Braves starter Kyle Wright had been superb in Triple-A, earning another outing in the majors. But it couldn’t have gone much worse, due to a horrific third frame. He couldn’t locate his fastball and quickly found himself inefficiently trying to pilot through a deep Nationals lineup.
“If you don’t command your fastball, it’s hard to pitch here, hard to pitch anywhere” Snitker said. “We had a hard time commanding fastballs all night really.”
Strasburg opened the disastrous third inning with a single. Wright fanned Trea Turner but didn’t receive help from his defense on the ensuing play, when Ronald Acuna dove – and missed – a ball in left field that resulted in an Adam Eaton triple.
Ender Inciarte, returning to center field after missing 54 games on the injured list, couldn’t reel in a fly ball at the wall from Anthony Rendon. The back-to-back extra-base hits, helped by misfortune on defense, gave the Nationals a 2-1 lead.

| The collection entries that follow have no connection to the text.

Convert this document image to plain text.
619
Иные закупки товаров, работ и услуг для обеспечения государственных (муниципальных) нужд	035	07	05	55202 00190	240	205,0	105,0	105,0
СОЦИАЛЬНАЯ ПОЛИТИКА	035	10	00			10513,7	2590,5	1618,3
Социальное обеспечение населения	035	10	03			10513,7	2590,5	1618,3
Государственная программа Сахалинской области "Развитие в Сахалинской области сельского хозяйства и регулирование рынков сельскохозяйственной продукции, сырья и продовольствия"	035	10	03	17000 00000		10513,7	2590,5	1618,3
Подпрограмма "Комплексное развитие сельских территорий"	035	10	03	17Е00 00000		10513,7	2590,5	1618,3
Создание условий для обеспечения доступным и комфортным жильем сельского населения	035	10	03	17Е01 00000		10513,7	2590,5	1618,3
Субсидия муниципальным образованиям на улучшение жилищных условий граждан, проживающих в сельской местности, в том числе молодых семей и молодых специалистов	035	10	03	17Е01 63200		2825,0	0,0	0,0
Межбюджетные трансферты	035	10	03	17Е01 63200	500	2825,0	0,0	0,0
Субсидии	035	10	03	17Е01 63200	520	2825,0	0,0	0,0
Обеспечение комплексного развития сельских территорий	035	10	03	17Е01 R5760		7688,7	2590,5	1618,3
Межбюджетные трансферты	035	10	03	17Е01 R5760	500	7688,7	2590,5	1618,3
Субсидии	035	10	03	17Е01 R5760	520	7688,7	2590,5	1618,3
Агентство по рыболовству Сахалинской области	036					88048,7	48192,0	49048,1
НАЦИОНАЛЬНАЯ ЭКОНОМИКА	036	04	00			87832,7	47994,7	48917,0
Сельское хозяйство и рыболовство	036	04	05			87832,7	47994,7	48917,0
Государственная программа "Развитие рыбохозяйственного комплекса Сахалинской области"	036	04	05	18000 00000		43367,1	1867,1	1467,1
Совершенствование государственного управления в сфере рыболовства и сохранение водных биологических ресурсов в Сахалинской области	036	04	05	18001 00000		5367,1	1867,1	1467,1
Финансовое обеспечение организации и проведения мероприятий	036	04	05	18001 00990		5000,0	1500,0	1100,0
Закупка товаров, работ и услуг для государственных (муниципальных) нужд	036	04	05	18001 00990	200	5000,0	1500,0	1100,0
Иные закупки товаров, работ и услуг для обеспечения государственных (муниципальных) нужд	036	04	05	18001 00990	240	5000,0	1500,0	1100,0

Wright walked Juan Soto and struck out Ryan Zimmerman. He then lost control, throwing a wild pitch and walking the next two Nationals. Victor Robles’ double made it 5-1 and chased Wright from the game.
The Vanderbilt product allowed a career-worst seven runs in 2-2/3 innings, with all the damage coming in the third. It was the shortest outing in his four major league starts.
“Whenever you walk guys – guys are too good up here, they’re going to make you pay,” said Wright, who issued three free passes. “So that’s the most frustrating part, beating yourself a little bit. I think it was lack of feel with the fastball. I commanded some off-speed pitches OK, but it starts with the fastball and from the get-go I never had a great feel with it.”
In came Touki Toussaint, another young arm trying to find his place. Strasburg demolished an ill-placed fastball 420 feet to left field that completed the meltdown. It was the Braves’ worst inning since the infamous collapse in frigid Chicago last April, when the team allowed nine runs in one frame.
Toussaint’s role hasn’t been particularly conducive to his development, though he’s at times proven valuable in long-relief. But Wright, a former top-five pick, hasn’t quite looked ready for the majors at times. That’s OK – not everyone can excel so early as Mike Soroka has – and he’s still among the team’s most cherished arms. In the eyes of many, he’s the No. 1 pitching prospect in the system.
“I just have to do a better job of making them beat me from the get-go,” Wright said, assessing his outings in the majors. “Make them put balls in play. We have too good a defense to be walking guys. So that’s the main thing. Attack them, try not to be so refined with that first pitch, second pitch. Just stay out of those deep counts, those disadvantaged counts.”
Wright was most frustrated that his Triple-A success – namely built on the aggression he admitted to lacking Thursday – didn’t translate. Wright had a 1.99 ERA with 37 strikeouts in his last five starts (31-2/3 innings) with Gwinnett.
Still, coaches and teammates laud Wright’s ability at every turn. He has the stuff of a potential ace, according to catcher Brian McCann, and Snitker continuously praises Wright’s mental capability and talent even after a poor showing.
It might not be in the present, but Wright could still factor into the Braves down the stretch. He won’t, however, influence the team’s nearer plans regarding its pitching needs. After Soroka and Dallas Keuchel, the starting group is a question mark.
One of their starters searching for consistency will start Friday, when the Braves turn to Julio Teheran in an effort to even the series. Lefty Patrick Corbin, the Nationals’ biggest free-agent acquisition, starts for Washington.
“It’s such a long season, you have your ups and downs and everybody knows that,” McCann said. “The one quality, my favorite quality of this team is we show up every day and put our best foot forward. We’ll show up tomorrow and be ready.”